Marc Cooper responds

Paul Henry Rosenberg rad at gte.net
Sun Jan 31 12:06:04 PST 1999


Marta Russell wrote:


> Arianna Huffington has consistently touted replacing
> government programs with charity. If Cooper, had known
> more (which he admits he does not, then he could have
> asked her why was it then that her own attempt in Santa
> Barbara to provide charity to needy children failed. It
> did not outlive her husbands campaign. This is the
> fallacy of right wing politicos like Huffington's. They
> think they can do better than government and when they have
> millions of dollars which she had to be "effective" they
> don't come through. That is a lousy substation for an
> entitlement which guarantees a qualified individual assistance.
>
> ...<SNIP>...
>
>
> > Marc: Arianna was asked why she is still a Republican and
> > she said it is because she doesn't like big government programs.
> > Ok So let's shoot her. She did say, however, that this objection
> > was no longer one of principle. It was merely because she doesn;t
> > think they are very efficient. I did make a joke after that.. but
> > perhaps Ms Russell's ears were too inflamed to have heard
> > what I said: "So, Arianna," I said with a laugh. "Does that
> > mean that w e on the left can still win you over to a very
> > expensive, very government-intensive program as long as it
> > works?" So? Let's shoot me, I suppose.
>
> Here is where Cooper could have asked her about her own charity that
> failed as she accuses government programs of failing. But Cooper
> did not know about her attack on SSI, or her charity in Santa Barbara
> that failed. It was a perfect opportunity to bust right wing people
> who arrogantly assume that they can do more for the "poor" than
> government can. I am sick of conservatives thinking that they
> have all the answers to how to "help" because they have a fat
> bank account. A charity is a euphemism for economic oppression.
> It keeps those at the bottom on the bottom. To get "help" from a
> charity is one of the most groveling, dehumanizing experiences one
> can be put through. And when a charity sets itself up to do
> something charitable and then goes out of business because it
> cannot do the job, what happens to all those people it was
> supposedly helping?

I've just finished reading "In the Shadow of the Poorhouse: A Social History of Welfare in America" by Michael B. Katz. While he barely touches on disability per se, he makes it quite clear that private charity has NEVER provided a majority of relief.

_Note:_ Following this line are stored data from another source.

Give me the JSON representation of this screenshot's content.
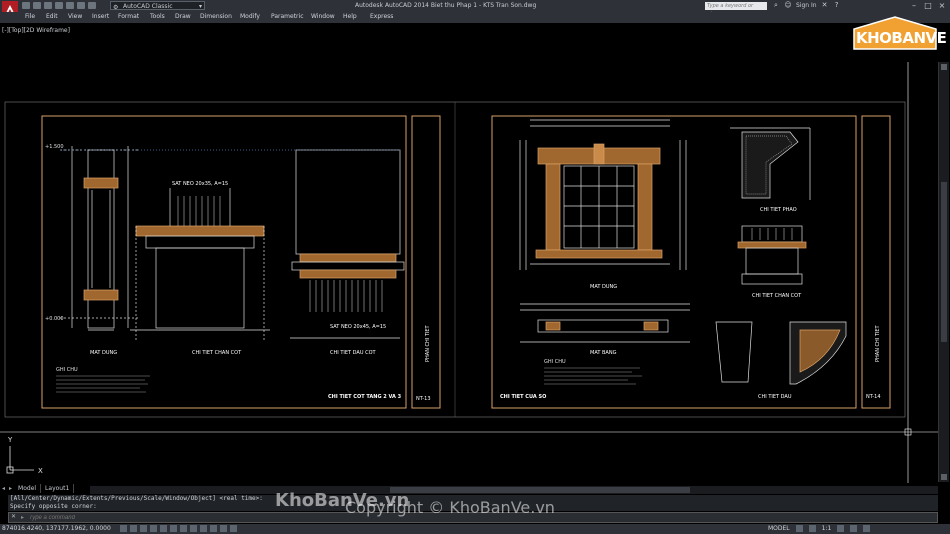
{
  "titlebar": {
    "workspace": "AutoCAD Classic",
    "app_title": "Autodesk AutoCAD 2014    Biet thu Phap 1 - KTS Tran Son.dwg",
    "search_placeholder": "Type a keyword or phrase",
    "sign_in": "Sign In"
  },
  "menu": [
    "File",
    "Edit",
    "View",
    "Insert",
    "Format",
    "Tools",
    "Draw",
    "Dimension",
    "Modify",
    "Parametric",
    "Window",
    "Help",
    "Express"
  ],
  "viewport_label": "[-][Top][2D Wireframe]",
  "drawing": {
    "left_sheet": {
      "labels": {
        "elevation": "MAT DUNG",
        "base_detail": "CHI TIET CHAN COT",
        "capital_detail": "CHI TIET DAU COT",
        "title": "CHI TIET COT TANG 2 VA 3",
        "side_title": "PHAN CHI TIET",
        "sheet_no": "NT-13",
        "note_top": "SAT NEO 20x35, A=15",
        "note_bottom": "SAT NEO 20x45, A=15",
        "level_top": "+1.500",
        "level_bottom": "+0.000",
        "notes_head": "GHI CHU"
      }
    },
    "right_sheet": {
      "labels": {
        "elevation": "MAT DUNG",
        "plan": "MAT BANG",
        "sill_detail": "CHI TIET PHAO",
        "base_detail": "CHI TIET CHAN COT",
        "corbel_detail": "CHI TIET DAU",
        "title": "CHI TIET CUA SO",
        "side_title": "PHAN CHI TIET",
        "sheet_no": "NT-14",
        "notes_head": "GHI CHU"
      }
    }
  },
  "ucs": {
    "y": "Y",
    "x": "X"
  },
  "tabs": [
    "Model",
    "Layout1"
  ],
  "command": {
    "history_1": "[All/Center/Dynamic/Extents/Previous/Scale/Window/Object] <real time>:",
    "history_2": "Specify opposite corner:",
    "placeholder": "Type a command"
  },
  "status": {
    "coords": "874016.4240, 137177.1962, 0.0000",
    "model": "MODEL",
    "scale": "1:1"
  },
  "watermark": {
    "logo": "KHOBANVE",
    "brand": "KhoBanVe.vn",
    "copyright": "Copyright © KhoBanVe.vn"
  },
  "colors": {
    "frame": "#d9a066",
    "drawing": "#e0e0e0",
    "dims": "#c8c8c8",
    "logo": "#f0a132",
    "accent_red": "#b01e23"
  }
}
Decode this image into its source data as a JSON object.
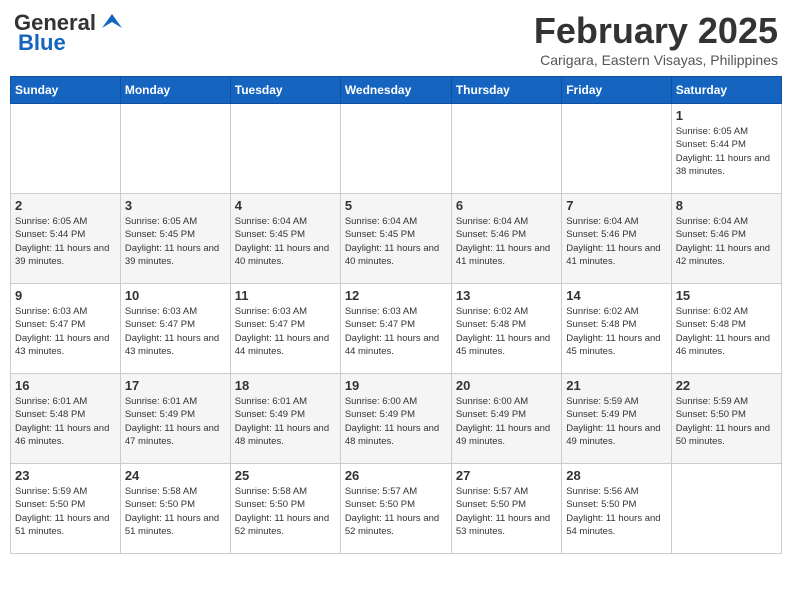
{
  "logo": {
    "general": "General",
    "blue": "Blue"
  },
  "header": {
    "month_year": "February 2025",
    "location": "Carigara, Eastern Visayas, Philippines"
  },
  "days_of_week": [
    "Sunday",
    "Monday",
    "Tuesday",
    "Wednesday",
    "Thursday",
    "Friday",
    "Saturday"
  ],
  "weeks": [
    [
      {
        "day": "",
        "info": ""
      },
      {
        "day": "",
        "info": ""
      },
      {
        "day": "",
        "info": ""
      },
      {
        "day": "",
        "info": ""
      },
      {
        "day": "",
        "info": ""
      },
      {
        "day": "",
        "info": ""
      },
      {
        "day": "1",
        "info": "Sunrise: 6:05 AM\nSunset: 5:44 PM\nDaylight: 11 hours and 38 minutes."
      }
    ],
    [
      {
        "day": "2",
        "info": "Sunrise: 6:05 AM\nSunset: 5:44 PM\nDaylight: 11 hours and 39 minutes."
      },
      {
        "day": "3",
        "info": "Sunrise: 6:05 AM\nSunset: 5:45 PM\nDaylight: 11 hours and 39 minutes."
      },
      {
        "day": "4",
        "info": "Sunrise: 6:04 AM\nSunset: 5:45 PM\nDaylight: 11 hours and 40 minutes."
      },
      {
        "day": "5",
        "info": "Sunrise: 6:04 AM\nSunset: 5:45 PM\nDaylight: 11 hours and 40 minutes."
      },
      {
        "day": "6",
        "info": "Sunrise: 6:04 AM\nSunset: 5:46 PM\nDaylight: 11 hours and 41 minutes."
      },
      {
        "day": "7",
        "info": "Sunrise: 6:04 AM\nSunset: 5:46 PM\nDaylight: 11 hours and 41 minutes."
      },
      {
        "day": "8",
        "info": "Sunrise: 6:04 AM\nSunset: 5:46 PM\nDaylight: 11 hours and 42 minutes."
      }
    ],
    [
      {
        "day": "9",
        "info": "Sunrise: 6:03 AM\nSunset: 5:47 PM\nDaylight: 11 hours and 43 minutes."
      },
      {
        "day": "10",
        "info": "Sunrise: 6:03 AM\nSunset: 5:47 PM\nDaylight: 11 hours and 43 minutes."
      },
      {
        "day": "11",
        "info": "Sunrise: 6:03 AM\nSunset: 5:47 PM\nDaylight: 11 hours and 44 minutes."
      },
      {
        "day": "12",
        "info": "Sunrise: 6:03 AM\nSunset: 5:47 PM\nDaylight: 11 hours and 44 minutes."
      },
      {
        "day": "13",
        "info": "Sunrise: 6:02 AM\nSunset: 5:48 PM\nDaylight: 11 hours and 45 minutes."
      },
      {
        "day": "14",
        "info": "Sunrise: 6:02 AM\nSunset: 5:48 PM\nDaylight: 11 hours and 45 minutes."
      },
      {
        "day": "15",
        "info": "Sunrise: 6:02 AM\nSunset: 5:48 PM\nDaylight: 11 hours and 46 minutes."
      }
    ],
    [
      {
        "day": "16",
        "info": "Sunrise: 6:01 AM\nSunset: 5:48 PM\nDaylight: 11 hours and 46 minutes."
      },
      {
        "day": "17",
        "info": "Sunrise: 6:01 AM\nSunset: 5:49 PM\nDaylight: 11 hours and 47 minutes."
      },
      {
        "day": "18",
        "info": "Sunrise: 6:01 AM\nSunset: 5:49 PM\nDaylight: 11 hours and 48 minutes."
      },
      {
        "day": "19",
        "info": "Sunrise: 6:00 AM\nSunset: 5:49 PM\nDaylight: 11 hours and 48 minutes."
      },
      {
        "day": "20",
        "info": "Sunrise: 6:00 AM\nSunset: 5:49 PM\nDaylight: 11 hours and 49 minutes."
      },
      {
        "day": "21",
        "info": "Sunrise: 5:59 AM\nSunset: 5:49 PM\nDaylight: 11 hours and 49 minutes."
      },
      {
        "day": "22",
        "info": "Sunrise: 5:59 AM\nSunset: 5:50 PM\nDaylight: 11 hours and 50 minutes."
      }
    ],
    [
      {
        "day": "23",
        "info": "Sunrise: 5:59 AM\nSunset: 5:50 PM\nDaylight: 11 hours and 51 minutes."
      },
      {
        "day": "24",
        "info": "Sunrise: 5:58 AM\nSunset: 5:50 PM\nDaylight: 11 hours and 51 minutes."
      },
      {
        "day": "25",
        "info": "Sunrise: 5:58 AM\nSunset: 5:50 PM\nDaylight: 11 hours and 52 minutes."
      },
      {
        "day": "26",
        "info": "Sunrise: 5:57 AM\nSunset: 5:50 PM\nDaylight: 11 hours and 52 minutes."
      },
      {
        "day": "27",
        "info": "Sunrise: 5:57 AM\nSunset: 5:50 PM\nDaylight: 11 hours and 53 minutes."
      },
      {
        "day": "28",
        "info": "Sunrise: 5:56 AM\nSunset: 5:50 PM\nDaylight: 11 hours and 54 minutes."
      },
      {
        "day": "",
        "info": ""
      }
    ]
  ]
}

Huffington is one of the leading advocates -- certainly THE most visible advocate -- of abandoning entitlements and government responsibility in favor of a "return" to a mythical era of "effective" "private" "compassion" that in fact never existed.

Over the years, Huffington has abandoned just about everything else that could distinguish her as rightwing, for motives anyone is free to question (sheer opportunism is high on my own list, just as becoming a rightwinger in the first place was an act of opportunism [she was stalking Jerry Brown before she turned her attention to Michael Huffington--she seems to have a thing for sexually confused (if not terrified) men]). This leaves her hatred of the welfare state and her touting of a delusional private alternative as her sole claim to speak from the right -- perhaps two feet to the right of Clinton, no make that 18 inches.

This is why Marta's point is anything but special interest blindness to the "big picture", as Cooper's response might lead one to believe. To the contrary, Marta's point goes right to the heart of the matter in two ways: (1) it goes to the heart of Huffington's agenda, as just outlined, AND (2) it goes to the heart of Cooper's own hypocrisy.

Cooper has become so monomaniacally obsessed with getting rid of Clinton that he would invite the devil himself onto his show as a political ally in his crusade. He (along with his sudekick Pat Cadell) has repeated hundreds of attacks on progressives who don't agree with him, calling them morally bankrupt for defending Clinton, REGARDLESS of the reasoning they offer, claiming that he & he alone is capable of some political sophistication in his position.

By defending Clinton IN ANY WAY, Cooper claims, people are letting him off the hook IN EVERY WAY. He denies the very possibility that someone could say that Clinton should be impeached for just about anything BUT Monica-gate, when in fact many progressives DO say exactly that.

Then he invites Arianna Huffington onto his show, and demonstrates that he's guilty of EXACTLY what he accuses any progressive who opposes impeachment of. And who does he put at risk in doing this? Who does HE give a free pass to?

Cooper would have been on much firmer ground if he was willing to treat Huffington with half the rigor he demands that the rest of us direct toward Clinton.

It's hard to think of a sleazier person in public life than Bill Clinton. But Newt Gingrich and Arianna Huffington are the two who spring immediately to mind.

Oh, how I wish he'd go back to his guests with moral rectitude. Pat Buchanan, for instance.

-- Paul Rosenberg Reason and Democracy rad at gte.net

"Let's put the information BACK into the information age!"